"On your record deck, you played the sound of the middle passage, the blackest sound. You wanted the suffering you didn’t have, the authority you thought it would bring...Then came the terror when the real darkness first seeped through the walls of your bedroom, the walls designed to keep you safe and dreaming. And finally your rising sense of shame when you admitted to yourself that you were relieved the walls were there. The shame of knowing that you would do nothing, that you would allow it all to carry on."
White Tears by Hari Kunzru is a strange, challenging, compelling book. I almost returned it to the library after the first 50 pages because it seemed to be yet another book about socially-dysfunctional, weirdly-obsessive white guys. The writing and the development of the plot kept me going.
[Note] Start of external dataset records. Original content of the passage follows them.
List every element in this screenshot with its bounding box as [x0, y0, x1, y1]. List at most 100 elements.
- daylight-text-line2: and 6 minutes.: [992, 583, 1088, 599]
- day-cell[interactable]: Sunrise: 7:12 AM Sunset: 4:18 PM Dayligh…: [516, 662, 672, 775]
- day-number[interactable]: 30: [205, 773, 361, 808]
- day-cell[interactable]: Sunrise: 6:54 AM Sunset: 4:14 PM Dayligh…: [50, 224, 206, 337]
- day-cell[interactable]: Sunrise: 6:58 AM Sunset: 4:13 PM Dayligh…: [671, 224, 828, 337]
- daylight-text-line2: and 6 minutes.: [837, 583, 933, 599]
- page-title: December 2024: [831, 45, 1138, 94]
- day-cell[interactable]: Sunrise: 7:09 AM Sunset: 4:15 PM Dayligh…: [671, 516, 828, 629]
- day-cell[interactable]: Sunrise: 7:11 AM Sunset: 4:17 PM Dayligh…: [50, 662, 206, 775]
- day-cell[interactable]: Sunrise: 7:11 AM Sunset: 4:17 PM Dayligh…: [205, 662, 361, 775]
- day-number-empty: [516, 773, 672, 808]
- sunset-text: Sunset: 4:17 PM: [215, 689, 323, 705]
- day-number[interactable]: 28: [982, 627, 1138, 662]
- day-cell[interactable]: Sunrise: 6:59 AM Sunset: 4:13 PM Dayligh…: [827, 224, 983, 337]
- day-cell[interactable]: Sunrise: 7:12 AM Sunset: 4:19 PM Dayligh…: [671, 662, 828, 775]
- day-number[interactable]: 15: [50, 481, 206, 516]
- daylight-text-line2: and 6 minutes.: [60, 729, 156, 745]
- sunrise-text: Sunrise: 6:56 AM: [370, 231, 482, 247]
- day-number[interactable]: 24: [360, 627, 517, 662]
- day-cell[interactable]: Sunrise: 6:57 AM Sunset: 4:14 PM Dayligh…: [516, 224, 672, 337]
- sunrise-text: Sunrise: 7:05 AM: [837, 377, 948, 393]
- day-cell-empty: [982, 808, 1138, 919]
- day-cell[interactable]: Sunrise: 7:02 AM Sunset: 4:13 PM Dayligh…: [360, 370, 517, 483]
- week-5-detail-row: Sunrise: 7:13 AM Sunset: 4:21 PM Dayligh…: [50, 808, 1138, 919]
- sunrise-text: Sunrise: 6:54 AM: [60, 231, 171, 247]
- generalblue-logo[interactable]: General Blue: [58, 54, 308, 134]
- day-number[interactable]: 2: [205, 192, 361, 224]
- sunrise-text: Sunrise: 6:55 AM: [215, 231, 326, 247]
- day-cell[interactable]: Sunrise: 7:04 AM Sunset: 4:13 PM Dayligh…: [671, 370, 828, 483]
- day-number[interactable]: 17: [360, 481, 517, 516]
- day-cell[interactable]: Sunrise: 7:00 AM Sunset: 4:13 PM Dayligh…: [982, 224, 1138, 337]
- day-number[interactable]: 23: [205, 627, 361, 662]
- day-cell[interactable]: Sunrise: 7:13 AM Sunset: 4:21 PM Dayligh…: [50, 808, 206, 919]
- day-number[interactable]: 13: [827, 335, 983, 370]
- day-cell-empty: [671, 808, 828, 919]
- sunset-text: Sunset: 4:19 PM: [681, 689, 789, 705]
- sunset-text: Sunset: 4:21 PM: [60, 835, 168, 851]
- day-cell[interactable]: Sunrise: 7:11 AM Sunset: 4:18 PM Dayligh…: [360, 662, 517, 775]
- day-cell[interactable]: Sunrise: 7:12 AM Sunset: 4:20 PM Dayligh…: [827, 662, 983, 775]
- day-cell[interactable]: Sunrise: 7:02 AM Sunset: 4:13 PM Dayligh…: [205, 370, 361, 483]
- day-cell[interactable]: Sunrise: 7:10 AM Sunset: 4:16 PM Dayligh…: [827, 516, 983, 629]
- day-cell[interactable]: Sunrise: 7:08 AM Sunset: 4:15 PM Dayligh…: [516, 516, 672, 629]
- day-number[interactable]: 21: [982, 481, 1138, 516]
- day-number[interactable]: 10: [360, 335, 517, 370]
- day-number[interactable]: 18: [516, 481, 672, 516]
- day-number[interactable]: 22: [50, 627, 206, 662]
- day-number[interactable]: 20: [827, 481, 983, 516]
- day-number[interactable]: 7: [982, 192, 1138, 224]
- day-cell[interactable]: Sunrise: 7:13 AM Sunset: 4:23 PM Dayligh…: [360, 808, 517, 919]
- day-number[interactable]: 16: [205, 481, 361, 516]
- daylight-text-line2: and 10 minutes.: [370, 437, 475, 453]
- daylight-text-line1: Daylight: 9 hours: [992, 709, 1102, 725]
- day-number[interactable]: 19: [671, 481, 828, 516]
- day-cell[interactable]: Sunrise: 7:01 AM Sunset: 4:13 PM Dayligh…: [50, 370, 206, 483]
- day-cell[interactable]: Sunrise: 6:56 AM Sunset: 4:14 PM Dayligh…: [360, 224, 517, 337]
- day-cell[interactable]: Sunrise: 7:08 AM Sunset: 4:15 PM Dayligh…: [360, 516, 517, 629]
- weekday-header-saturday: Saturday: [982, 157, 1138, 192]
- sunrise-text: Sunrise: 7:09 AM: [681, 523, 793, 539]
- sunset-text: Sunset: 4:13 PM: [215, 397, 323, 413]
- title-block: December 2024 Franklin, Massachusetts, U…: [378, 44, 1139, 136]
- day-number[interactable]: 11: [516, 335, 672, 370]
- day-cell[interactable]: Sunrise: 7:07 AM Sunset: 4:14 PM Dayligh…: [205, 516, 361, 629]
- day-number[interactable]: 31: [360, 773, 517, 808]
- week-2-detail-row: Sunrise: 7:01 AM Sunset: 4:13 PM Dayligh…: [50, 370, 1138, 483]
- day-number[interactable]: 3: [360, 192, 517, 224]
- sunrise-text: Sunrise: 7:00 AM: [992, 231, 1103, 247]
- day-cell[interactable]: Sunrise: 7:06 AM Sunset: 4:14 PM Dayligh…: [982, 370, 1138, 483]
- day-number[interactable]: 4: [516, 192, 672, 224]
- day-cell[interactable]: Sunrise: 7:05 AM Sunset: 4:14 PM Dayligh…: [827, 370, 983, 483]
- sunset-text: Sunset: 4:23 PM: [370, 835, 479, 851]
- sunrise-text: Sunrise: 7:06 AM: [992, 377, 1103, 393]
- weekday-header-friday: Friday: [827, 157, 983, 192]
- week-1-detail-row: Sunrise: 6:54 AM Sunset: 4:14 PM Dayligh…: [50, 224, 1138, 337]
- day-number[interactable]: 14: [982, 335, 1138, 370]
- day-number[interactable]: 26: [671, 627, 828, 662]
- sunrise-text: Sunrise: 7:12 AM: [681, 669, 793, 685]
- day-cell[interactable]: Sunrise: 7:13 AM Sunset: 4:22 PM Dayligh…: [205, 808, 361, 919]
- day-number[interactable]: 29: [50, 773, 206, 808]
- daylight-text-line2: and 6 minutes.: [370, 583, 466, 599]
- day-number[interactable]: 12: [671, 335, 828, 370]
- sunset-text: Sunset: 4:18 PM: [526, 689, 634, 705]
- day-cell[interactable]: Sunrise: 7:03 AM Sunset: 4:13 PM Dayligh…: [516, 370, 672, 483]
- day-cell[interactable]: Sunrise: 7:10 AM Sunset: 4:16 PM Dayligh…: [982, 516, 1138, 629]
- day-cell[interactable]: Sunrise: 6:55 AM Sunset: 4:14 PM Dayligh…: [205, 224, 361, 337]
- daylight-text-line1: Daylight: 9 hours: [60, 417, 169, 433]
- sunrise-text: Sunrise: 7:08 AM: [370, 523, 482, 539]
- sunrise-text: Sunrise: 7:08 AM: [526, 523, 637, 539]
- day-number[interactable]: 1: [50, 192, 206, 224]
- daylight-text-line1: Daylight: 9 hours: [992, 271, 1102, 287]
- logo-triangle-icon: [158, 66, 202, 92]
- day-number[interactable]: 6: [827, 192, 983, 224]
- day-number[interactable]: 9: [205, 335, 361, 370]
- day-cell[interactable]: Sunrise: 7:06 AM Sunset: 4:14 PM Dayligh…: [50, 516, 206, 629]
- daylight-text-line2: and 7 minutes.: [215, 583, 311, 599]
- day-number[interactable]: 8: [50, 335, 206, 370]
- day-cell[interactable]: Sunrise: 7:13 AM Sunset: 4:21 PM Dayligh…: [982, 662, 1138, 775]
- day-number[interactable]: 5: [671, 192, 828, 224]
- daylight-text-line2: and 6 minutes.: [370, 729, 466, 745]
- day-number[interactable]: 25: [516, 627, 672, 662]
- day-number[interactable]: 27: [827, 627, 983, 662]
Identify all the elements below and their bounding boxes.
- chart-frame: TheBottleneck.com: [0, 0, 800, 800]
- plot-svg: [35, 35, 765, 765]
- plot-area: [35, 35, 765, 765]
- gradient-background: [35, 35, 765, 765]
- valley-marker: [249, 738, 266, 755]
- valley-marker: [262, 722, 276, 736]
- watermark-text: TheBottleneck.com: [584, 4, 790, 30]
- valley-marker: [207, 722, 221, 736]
That's the author's gift, I guess: to compel me to read a book I think doesn't interest me that actually ends up interesting me. In the end, the white guys are just the vehicle, the cheval, for a story about lost blues musicians, the danger of obsession, futile white guilt, mass incarceration, cultural appropriation, and the powerlessness of being outside of the ruling oligarchy that is America.
Reading it made me feel a little crazy: obsessive and guilty and miserable about both our past and our present. I wonder if people who didn't grow up in the south surrounded by blatant racism and hyper-aware of their own ancestors' roles feel the same kind of pervasive guilt about the past that I feel when confronted with these truths. It feels horrifying and crippling, and I don't know what to do about it. Where does the guilt of the ancestors end and my own guilt begin? For I also am relieved that the walls are there for me, and I too am riding the easy waves instead of fighting the current.
This book was well-written with many deep, affecting themes woven into a short narrative, and the plot will keep you guessing until the end. Honestly, I'm still not 100% sure what actually happened and what didn't. It's definitely not a feel-good book, so if you're looking for that, look elsewhere, but in my opinion, it's worth reading, studying, absorbing. This post feels unfinished because I feel like this book is not finished with me yet.